Blitzlichtgewitter im Gerichtssaal: Karlsruhe bindet Richtern die sitzungspolizeilichen Hände
Hinterher kriegen wir meistens nur die Aktendeckel, die Kapuzen, die gekreuzten Arme zu sehen, hinter denen sie sich verstecken. Daneben höchstens noch ihre Anwält_in mit der stoischen Miene derer, die weiß, dass für ihr Gesicht sich kein Mensch interessiert. Diese Bilder, so wenig sie tatsächlich zeigen, gehören zum Ritual der Justizberichterstattung. Wir wollen es sehen: hier sitzt er, hier auf der Anklagebank. Uns dargeboten. Und schämt sich.
Aus Sicht der Richterbank vorne spielt das keine Rolle, dass wir das wollen. Darf gar keine spielen. Der Wespenschwarm der Fotografen ist aus ihrer Sicht höchstens eine Störung des geordneten Prozessablaufs, und schließlich hat die Vorsitzende ja auch die Persönlichkeitsrechte der Angeklagten zu schützen. So kann man schon verstehen, wenn sie von ihrer sitzungspolizeilichen Gewalt Gebrauch macht und tut, was der 7. Strafsenat des OLG München im Verfahren gegen zehn türkische Kommunisten wegen Mitgliedschaft in einer terroristischen Vereinigung getan hat.
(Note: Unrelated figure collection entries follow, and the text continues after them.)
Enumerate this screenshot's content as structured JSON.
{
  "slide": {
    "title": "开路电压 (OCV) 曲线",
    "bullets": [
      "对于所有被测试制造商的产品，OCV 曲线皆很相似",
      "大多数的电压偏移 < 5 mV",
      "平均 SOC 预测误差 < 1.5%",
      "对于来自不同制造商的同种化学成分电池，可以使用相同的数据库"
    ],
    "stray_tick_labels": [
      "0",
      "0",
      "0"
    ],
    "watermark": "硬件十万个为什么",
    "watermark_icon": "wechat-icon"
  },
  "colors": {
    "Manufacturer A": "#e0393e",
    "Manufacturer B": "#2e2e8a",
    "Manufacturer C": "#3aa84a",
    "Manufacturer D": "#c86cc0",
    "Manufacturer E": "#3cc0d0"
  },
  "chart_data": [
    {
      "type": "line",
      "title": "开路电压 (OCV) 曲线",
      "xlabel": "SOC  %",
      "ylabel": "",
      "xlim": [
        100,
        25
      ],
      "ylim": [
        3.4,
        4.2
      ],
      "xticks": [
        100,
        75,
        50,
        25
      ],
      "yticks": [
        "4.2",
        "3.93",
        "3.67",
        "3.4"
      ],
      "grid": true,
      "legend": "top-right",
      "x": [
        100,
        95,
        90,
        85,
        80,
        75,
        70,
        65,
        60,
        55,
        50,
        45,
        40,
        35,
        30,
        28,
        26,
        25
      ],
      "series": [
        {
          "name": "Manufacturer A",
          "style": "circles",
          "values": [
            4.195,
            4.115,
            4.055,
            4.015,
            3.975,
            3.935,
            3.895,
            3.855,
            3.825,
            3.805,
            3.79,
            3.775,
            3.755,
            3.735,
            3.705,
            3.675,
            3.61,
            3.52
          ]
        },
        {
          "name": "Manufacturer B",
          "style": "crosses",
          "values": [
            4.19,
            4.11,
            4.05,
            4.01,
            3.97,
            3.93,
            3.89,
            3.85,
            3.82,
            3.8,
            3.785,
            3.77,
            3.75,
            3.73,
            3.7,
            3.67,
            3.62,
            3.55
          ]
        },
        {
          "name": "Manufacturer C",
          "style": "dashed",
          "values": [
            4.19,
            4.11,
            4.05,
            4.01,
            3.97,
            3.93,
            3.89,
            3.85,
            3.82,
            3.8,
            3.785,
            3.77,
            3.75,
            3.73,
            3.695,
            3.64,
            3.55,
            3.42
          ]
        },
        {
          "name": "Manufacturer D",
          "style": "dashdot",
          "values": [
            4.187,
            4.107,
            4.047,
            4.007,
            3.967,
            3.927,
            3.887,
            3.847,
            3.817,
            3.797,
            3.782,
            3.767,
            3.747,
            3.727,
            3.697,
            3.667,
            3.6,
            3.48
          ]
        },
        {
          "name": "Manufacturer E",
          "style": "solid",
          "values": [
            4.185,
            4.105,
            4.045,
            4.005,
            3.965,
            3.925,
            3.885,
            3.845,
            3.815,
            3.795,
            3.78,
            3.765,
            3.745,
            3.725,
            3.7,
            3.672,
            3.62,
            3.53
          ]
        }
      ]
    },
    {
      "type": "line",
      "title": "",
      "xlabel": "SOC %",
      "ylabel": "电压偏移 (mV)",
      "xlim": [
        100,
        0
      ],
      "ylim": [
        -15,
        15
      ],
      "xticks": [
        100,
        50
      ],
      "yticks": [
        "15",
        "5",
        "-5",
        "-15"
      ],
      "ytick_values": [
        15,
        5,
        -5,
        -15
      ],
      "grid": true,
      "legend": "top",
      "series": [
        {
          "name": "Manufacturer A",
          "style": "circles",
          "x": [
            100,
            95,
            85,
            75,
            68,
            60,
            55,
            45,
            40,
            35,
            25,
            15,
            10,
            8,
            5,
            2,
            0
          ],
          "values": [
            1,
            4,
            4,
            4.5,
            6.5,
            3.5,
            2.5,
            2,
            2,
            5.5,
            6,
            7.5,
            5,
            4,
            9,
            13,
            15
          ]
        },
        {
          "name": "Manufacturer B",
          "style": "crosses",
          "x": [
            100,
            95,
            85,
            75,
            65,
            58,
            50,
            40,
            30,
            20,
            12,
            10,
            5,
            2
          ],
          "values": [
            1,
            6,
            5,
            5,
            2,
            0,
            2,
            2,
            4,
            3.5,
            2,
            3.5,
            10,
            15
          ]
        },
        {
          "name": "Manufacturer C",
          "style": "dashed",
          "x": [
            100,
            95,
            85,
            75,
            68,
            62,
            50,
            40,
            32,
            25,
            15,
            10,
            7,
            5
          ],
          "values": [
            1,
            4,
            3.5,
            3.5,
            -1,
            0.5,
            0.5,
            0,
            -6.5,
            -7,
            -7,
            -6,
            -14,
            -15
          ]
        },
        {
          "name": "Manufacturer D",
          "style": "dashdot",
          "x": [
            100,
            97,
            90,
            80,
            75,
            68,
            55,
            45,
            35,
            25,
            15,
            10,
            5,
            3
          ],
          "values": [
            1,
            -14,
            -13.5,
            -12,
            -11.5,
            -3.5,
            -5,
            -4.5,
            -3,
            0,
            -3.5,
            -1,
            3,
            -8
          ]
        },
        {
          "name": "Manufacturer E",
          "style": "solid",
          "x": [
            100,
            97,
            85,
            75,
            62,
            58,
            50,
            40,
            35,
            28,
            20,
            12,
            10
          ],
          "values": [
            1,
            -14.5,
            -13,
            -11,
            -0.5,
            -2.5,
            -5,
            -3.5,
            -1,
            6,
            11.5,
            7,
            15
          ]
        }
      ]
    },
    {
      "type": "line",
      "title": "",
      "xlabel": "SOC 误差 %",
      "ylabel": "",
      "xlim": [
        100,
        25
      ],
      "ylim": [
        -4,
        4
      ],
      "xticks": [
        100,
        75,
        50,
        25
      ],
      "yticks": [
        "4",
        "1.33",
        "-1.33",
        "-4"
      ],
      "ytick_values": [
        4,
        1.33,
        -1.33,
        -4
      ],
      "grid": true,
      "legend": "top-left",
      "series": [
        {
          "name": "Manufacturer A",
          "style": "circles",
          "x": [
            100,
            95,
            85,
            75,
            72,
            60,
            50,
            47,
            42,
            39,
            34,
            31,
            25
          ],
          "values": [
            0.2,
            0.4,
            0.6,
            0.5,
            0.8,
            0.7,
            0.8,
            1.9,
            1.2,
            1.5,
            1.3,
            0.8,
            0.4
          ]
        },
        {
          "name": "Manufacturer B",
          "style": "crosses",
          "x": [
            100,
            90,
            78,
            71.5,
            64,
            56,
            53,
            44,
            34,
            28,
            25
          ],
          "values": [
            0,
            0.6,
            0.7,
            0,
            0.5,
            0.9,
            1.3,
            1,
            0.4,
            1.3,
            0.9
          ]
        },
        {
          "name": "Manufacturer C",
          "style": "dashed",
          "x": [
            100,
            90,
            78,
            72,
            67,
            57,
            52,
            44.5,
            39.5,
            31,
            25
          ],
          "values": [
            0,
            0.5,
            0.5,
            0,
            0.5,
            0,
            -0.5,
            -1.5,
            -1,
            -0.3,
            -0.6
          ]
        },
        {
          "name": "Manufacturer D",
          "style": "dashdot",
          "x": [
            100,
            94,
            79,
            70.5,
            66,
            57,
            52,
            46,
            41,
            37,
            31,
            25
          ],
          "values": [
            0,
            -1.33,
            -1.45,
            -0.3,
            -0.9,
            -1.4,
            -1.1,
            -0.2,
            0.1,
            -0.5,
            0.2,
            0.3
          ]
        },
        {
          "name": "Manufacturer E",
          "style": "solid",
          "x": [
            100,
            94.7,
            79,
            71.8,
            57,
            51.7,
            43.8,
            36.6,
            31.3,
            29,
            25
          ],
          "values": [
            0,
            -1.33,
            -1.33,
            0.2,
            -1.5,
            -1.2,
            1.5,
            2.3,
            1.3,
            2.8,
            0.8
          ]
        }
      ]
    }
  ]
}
Gegen sitzungspolizeiliche Anordnungen im Strafprozess kann man mit normalen Rechtsmitteln so gut wie nichts machen. Das ist der Grund, warum dieser Fall seinen Weg vor das Bundesverfassungsgericht gefunden hat, wo die 3. Kammer des Ersten Senats (Kirchhof, Masing, Baer) heute ein korrigierendes Wort zugunsten der Pressefreiheit gesprochen hat.
Der Münchner Strafsenat hatte verfügt, dass die Presse die Angeklagten nur verpixelt abbilden durfte, aber nicht nur das: Bilder gegen den erkennbaren Willen der Angeklagten durften überhaupt nicht, solche von den Richtern nur an drei Verhandlungsterminen geschossen werden.
Dagegen klagte ein Presseverlag (ich denke mal: Springer) und erwirkte in Karlsruhe eine einstweilige Anordnung. Das Verpixelungsgebot ließ die 3. Kammer angesichts der unkorrigierbaren Nachteile, die den Angeklagten wegen des offenbar hohen Interesses für diesen Prozess in der Türkei ansonsten drohen würden, einstweilen stehen – nicht aber die anderen beiden Punkte.
Beides geht nicht: Das Gericht darf sich des Blitzlichtgewitters vor bzw. nach der Verhandlung, so unerfreulich sie es auch findet, nicht einfach dadurch erwehren, dass sie es in das Belieben des Fotografierten stellt, ob fotografiert werden darf oder nicht. Schließlich gibt es ein legitimes Informationsinteresse der Öffentlichkeit.
Ebensowenig kann es den ungestörten Verfahrensablauf zum alleinigen Maßstab dessen machen, was es in punkto Presse zulässt und was nicht:
Die bloße Lästigkeit der Anwesenheit von Presse und Rundfunk und damit verbundene Auswirkungen auf die Flüssigkeit des Verfahrensablaufs rechtfertigen das Verbot der Erstellung von Bildaufnahmen nicht.
Dass es die Richter_innen nervt, immer erst warten zu müssen, bis die Fotografen mit ihrer Arbeit fertig sind, bevor sie zu verhandeln anfangen können, ist bei aller Verständlichkeit kein legitimer Grund, die Pressefreiheit einzuschränken.
Vielen Dank für die wiederholten Blicke auf die vermeintlich “kleinen” Entscheidungen. Man darf gespannt sein, wie das Thema “Öffentlichkeit im Strafverfahren – Transparenz und Schutz der Verfahrensbeteiligten” ab morgen auf dem DJT in Essen diskutiert und ob die “Lästigkeit” von den Praktikern thematisiert wird. Die Verortung in der strafrechtlichen Abteilung mag insoweit vorentscheidend sein.
,,Schließlich gibt es ein legitimes Informationsinteresse der Öffentlichkeit.” Das wäre schon mal näher auszuführen,welches Interesse hier legitim ist. Bloßes Ablichten von Angeklagten und Richtern scheint mir da nicht zu reichen. Was für das Verständnis des Prozesses bedeutungslos ist,soll für die Öffentlichkeit von informatorischem Interesse sein?Wenn Ziel des Ablichtens nur das Erzeugen eines schönen Bildaufmachers für den Prozess ist, würde ich die Persönlichkeitsrechte des,immerhin als unschuldig vermuteten Angeklagten, hier höher werten.